Primo: favorire l’indipendenza economica delle donne perché è la base di scelte consapevoli e autonome. La decontribuzione al 100 per cento per le aziende che assumono al femminile, prevista tra le misure annunciate dal governo, è un passo fondamentale, irrinunciabile. La leva fiscale va usata per favorire l’inclusione lavorativa delle donne e delle donne giovani in particolare. Le obiezioni di quanti invocano i principi liberali sono invecchiate alla prova dei fatti: illiberale è un sistema che non permette a tutti e tutte di correre sullo stesso piano, senza dislivelli in partenza e buche lungo il percorso.

Secondo: rimettere mano alle strutture sociali, a quella costellazione di sostegni territoriali alle famiglie (soprattutto in presenza di bambini) che i lockdown hanno rivelato fragili se non assenti. Chi raccoglie le storie di violenza domestica spiega come il laccio principale, che trattiene le donne rispetto al desiderio e alla necessità di andare via da uomini abusanti, sia costituito dalla paura di ritrovarsi sole e di esporre ad altri danni i figli minorenni. Per questo i finanziamenti alla rete delle associazioni che le accolgono non possono subire tagli né incagliarsi tra burocrazie locali. Nonostante la crisi. Anzi, ancora di più in presenza di crisi economica.

Terzo: dobbiamo combattere insieme contro i pregiudizi inconsapevoli. Quelli che continuano a muoversi nell’oscurità del corpo sociale e dei nostri corpi individuali, quelli che influenzano le nostre aspettative di genere e vanno poi a modellare le abitudini, le (cattive) pratiche, le istituzioni. Sono più potenti degli stereotipi dei quali abbiamo almeno imparato a dibattere.

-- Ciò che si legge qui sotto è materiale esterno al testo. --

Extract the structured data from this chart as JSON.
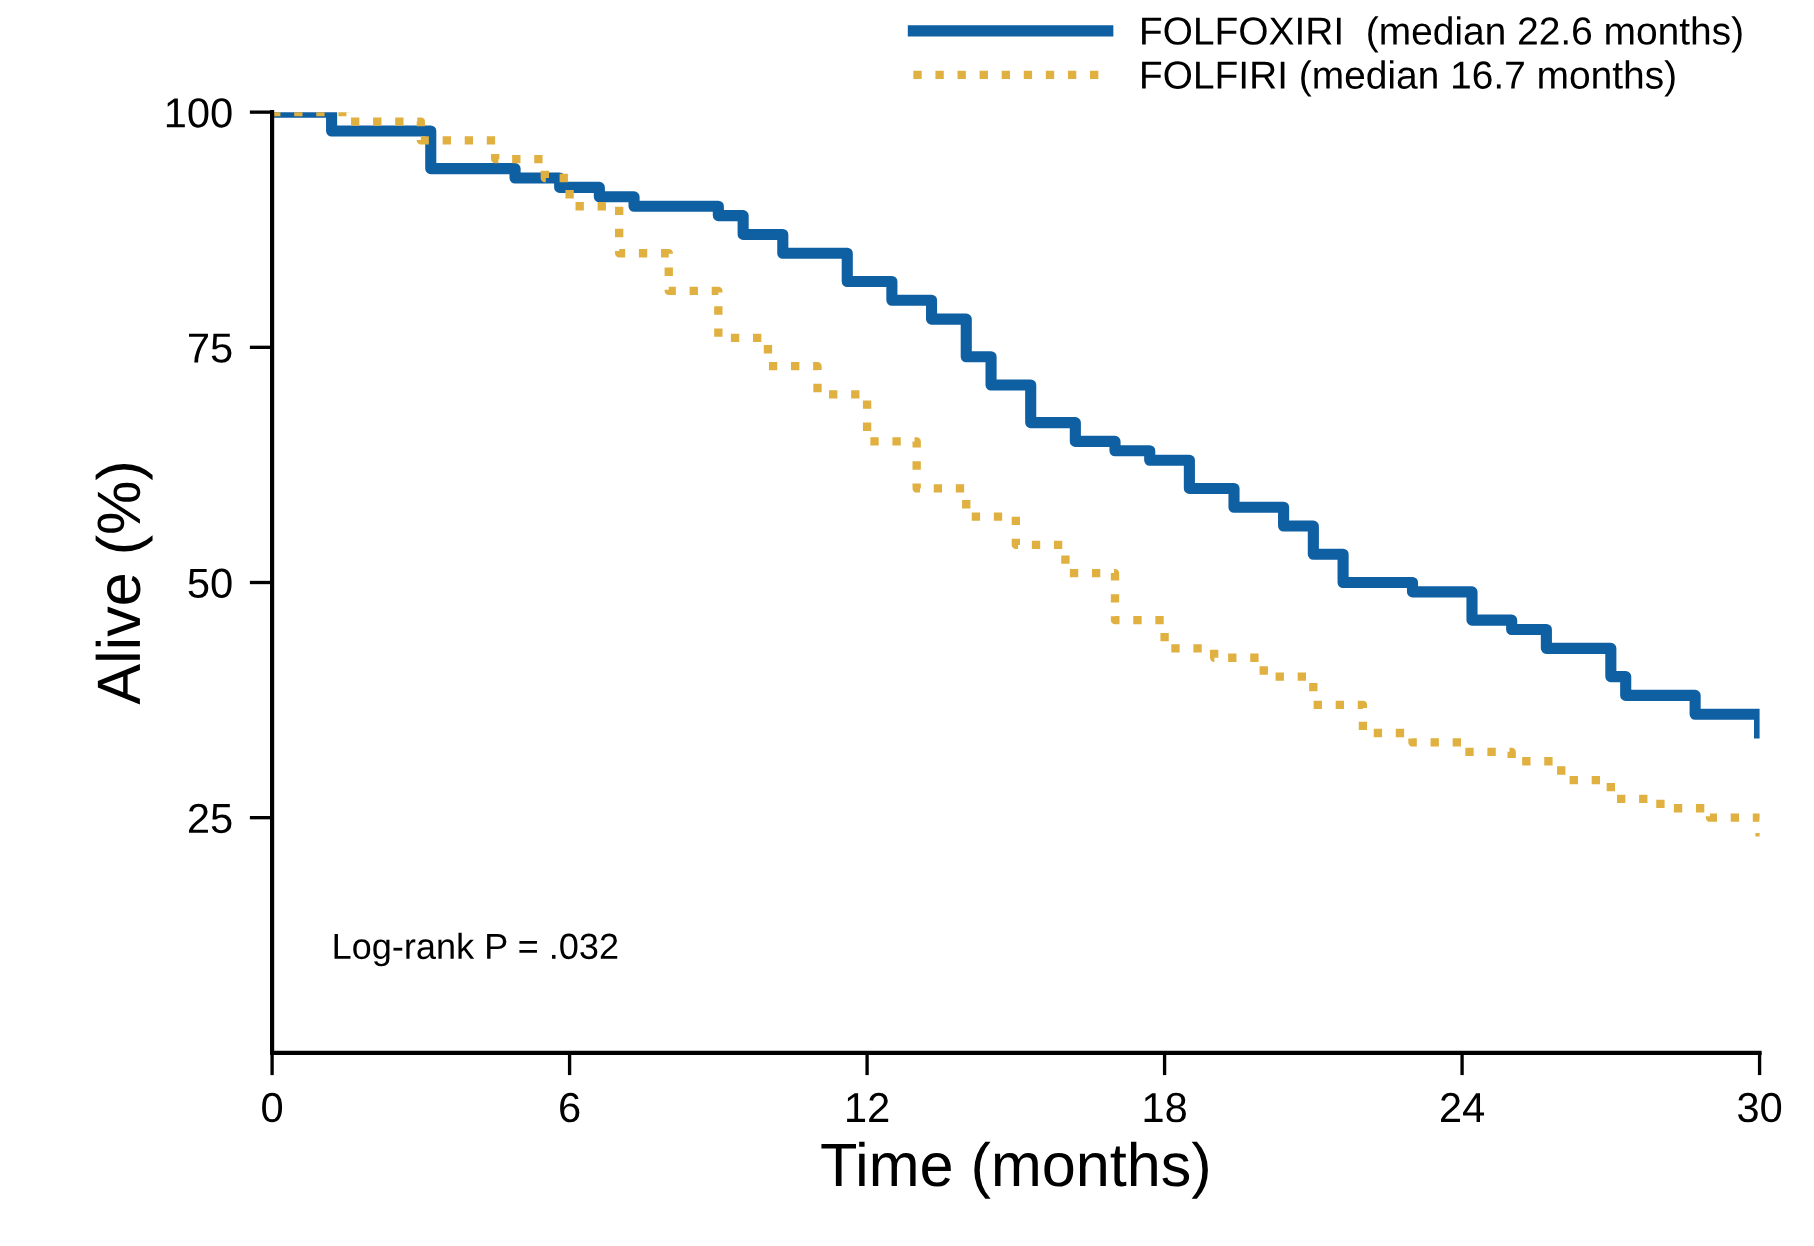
{
  "chart_data": {
    "type": "step",
    "xlabel": "Time (months)",
    "ylabel": "Alive (%)",
    "xlim": [
      0,
      30
    ],
    "ylim": [
      0,
      100
    ],
    "xticks": [
      0,
      6,
      12,
      18,
      24,
      30
    ],
    "yticks": [
      25,
      50,
      75,
      100
    ],
    "grid": false,
    "legend": "top right",
    "marker": "none",
    "annotations": [
      "Log-rank P = .032"
    ],
    "series": [
      {
        "name": "FOLFOXIRI  (median 22.6 months)",
        "color": "#0f5fa3",
        "line_style": "solid",
        "x": [
          0,
          1.2,
          3.2,
          4.9,
          5.8,
          6.6,
          7.3,
          9.0,
          9.5,
          10.3,
          11.6,
          12.5,
          13.3,
          14.0,
          14.5,
          15.3,
          16.2,
          17.0,
          17.7,
          18.5,
          19.4,
          20.4,
          21.0,
          21.6,
          23.0,
          24.2,
          25.0,
          25.7,
          27.0,
          27.3,
          28.7,
          30.0
        ],
        "values": [
          100,
          98,
          94,
          93,
          92,
          91,
          90,
          89,
          87,
          85,
          82,
          80,
          78,
          74,
          71,
          67,
          65,
          64,
          63,
          60,
          58,
          56,
          53,
          50,
          49,
          46,
          45,
          43,
          40,
          38,
          36,
          34
        ]
      },
      {
        "name": "FOLFIRI (median 16.7 months)",
        "color": "#e0b040",
        "line_style": "dotted",
        "x": [
          0,
          1.5,
          3.0,
          4.5,
          5.5,
          6.0,
          7.0,
          8.0,
          9.0,
          10.0,
          11.0,
          12.0,
          13.0,
          14.0,
          15.0,
          16.0,
          17.0,
          18.0,
          19.0,
          20.0,
          21.0,
          22.0,
          23.0,
          24.0,
          25.0,
          26.0,
          27.0,
          28.0,
          29.0,
          30.0
        ],
        "values": [
          100,
          99,
          97,
          95,
          93,
          90,
          85,
          81,
          76,
          73,
          70,
          65,
          60,
          57,
          54,
          51,
          46,
          43,
          42,
          40,
          37,
          34,
          33,
          32,
          31,
          29,
          27,
          26,
          25,
          23
        ]
      }
    ]
  }
}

Uno per tutti, scelto in questa giornata durante la quale sentirete ripetere in continuazione la parola “vittime” riferita alle donne, tanto che finirà per sembrarvi una frase fatta, uno scivolo verso un affollato luogo comune. Quello che la forza sia una specialità maschile, una fortuna predisposta dalla Natura. Il nodo qui è che abbiamo sempre concepito la forza in termini di muscoli. Ma esistono altre capacità, direbbe Alessandra Chiricosta autrice di Un altro genere di forza, che contribuiscono all’efficacia: velocità, resistenza, prontezza, agilità, presenza mentale, strategia… Eppure ci abbandoniamo all’idea che la forza si risolva nel binomio muscolarità/mascolinità, passaggio critico nel sentire comune che sospinge la femminilità dentro un perimetro di debolezza. Il sesso debole.

Passando dal mito della virilità ai nostri appartamenti, proviamo ora a pensare che possiamo essere tutte e tutti forti a modo nostro, mai violenti, che non esistono status naturali di superiorità, non esistono diritti al controllo e doveri di sottomissione. Cambiamo il racconto di quello che siamo. Liberiamo i nostri corpi, le nostre teste, i libri, le favole, le materie di studio, gli sport per maschi o per femmine. Tempo di rigenerazione, di ripartenza.